One of the first jobs I did after coming to Woodstock Institute addressed a widely recognized problem threatening the future facing many private-sector workers.  Simply put, they are not saving enough to supplement their Social Security payments in retirement, and, as a result, face the prospect of dramatically reduced standards of living and economic hardship in coming years.  After all, Social Security replaces only about half of a worker’s pre-retirement income, and the situation is most problematic for lower income workers. 

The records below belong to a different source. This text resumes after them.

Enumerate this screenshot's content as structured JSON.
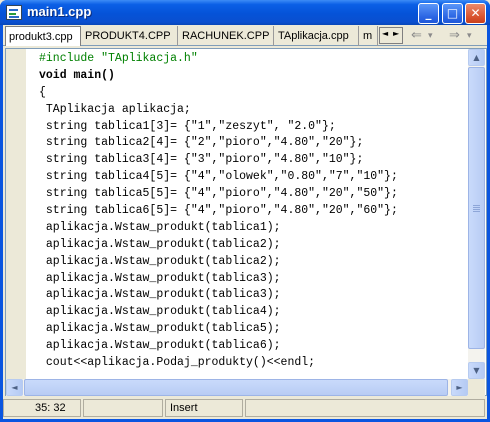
{
  "window": {
    "title": "main1.cpp"
  },
  "title_buttons": {
    "minimize": "_",
    "maximize": "□",
    "close": "✕"
  },
  "tabs": [
    {
      "label": "produkt3.cpp"
    },
    {
      "label": "PRODUKT4.CPP"
    },
    {
      "label": "RACHUNEK.CPP"
    },
    {
      "label": "TAplikacja.cpp"
    },
    {
      "label": "m"
    }
  ],
  "tab_arrows": {
    "left": "◄",
    "right": "►"
  },
  "nav": {
    "back": "⇐",
    "back_menu": "▾",
    "forward": "⇒",
    "forward_menu": "▾"
  },
  "code_lines": [
    "#include \"TAplikacja.h\"",
    "void main()",
    "{",
    " TAplikacja aplikacja;",
    " string tablica1[3]= {\"1\",\"zeszyt\", \"2.0\"};",
    " string tablica2[4]= {\"2\",\"pioro\",\"4.80\",\"20\"};",
    " string tablica3[4]= {\"3\",\"pioro\",\"4.80\",\"10\"};",
    " string tablica4[5]= {\"4\",\"olowek\",\"0.80\",\"7\",\"10\"};",
    " string tablica5[5]= {\"4\",\"pioro\",\"4.80\",\"20\",\"50\"};",
    " string tablica6[5]= {\"4\",\"pioro\",\"4.80\",\"20\",\"60\"};",
    " aplikacja.Wstaw_produkt(tablica1);",
    " aplikacja.Wstaw_produkt(tablica2);",
    " aplikacja.Wstaw_produkt(tablica2);",
    " aplikacja.Wstaw_produkt(tablica3);",
    " aplikacja.Wstaw_produkt(tablica3);",
    " aplikacja.Wstaw_produkt(tablica4);",
    " aplikacja.Wstaw_produkt(tablica5);",
    " aplikacja.Wstaw_produkt(tablica6);",
    " cout<<aplikacja.Podaj_produkty()<<endl;"
  ],
  "scroll_arrows": {
    "up": "▲",
    "down": "▼",
    "left": "◄",
    "right": "►"
  },
  "status": {
    "position": "35: 32",
    "modified": "",
    "mode": "Insert",
    "extra": ""
  },
  "colors": {
    "titlebar": "#0553d8",
    "preprocessor": "#008000",
    "background": "#ece9d8"
  },
  "icons": [
    "app-icon",
    "minimize-icon",
    "maximize-icon",
    "close-icon",
    "back-arrow-icon",
    "forward-arrow-icon"
  ]
}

My task was to find a way to estimate the number of private-sector workers in Illinois who did not have access to a retirement savings plan at work, the easiest way for workers to save.  I did the analysis and came up with a number, 2.5 million, over half of all private-sector workers in Illinois, another piece of bad news.  Some very talented folks, with the people and political skills to get things done, worked very hard together and took that number (and some others that I came up with), used the numbers with a myriad of other resources they gathered, built a coalition, and persuaded the Illinois General Assembly to pass, and the Governor to sign, the Illinois Secure Choice Saving Program.

The Illinois Secure Choice Program is the first state-level retirement savings program for private-sector workers to be enacted, and it is now in the process of implementation.  It will help many of the 2.5 million Illinois workers I tallied save for a more economically secure retirement.  That is the reward, knowing that a number I came up with played a small part in changing policy in a way that will make the news a little less bad.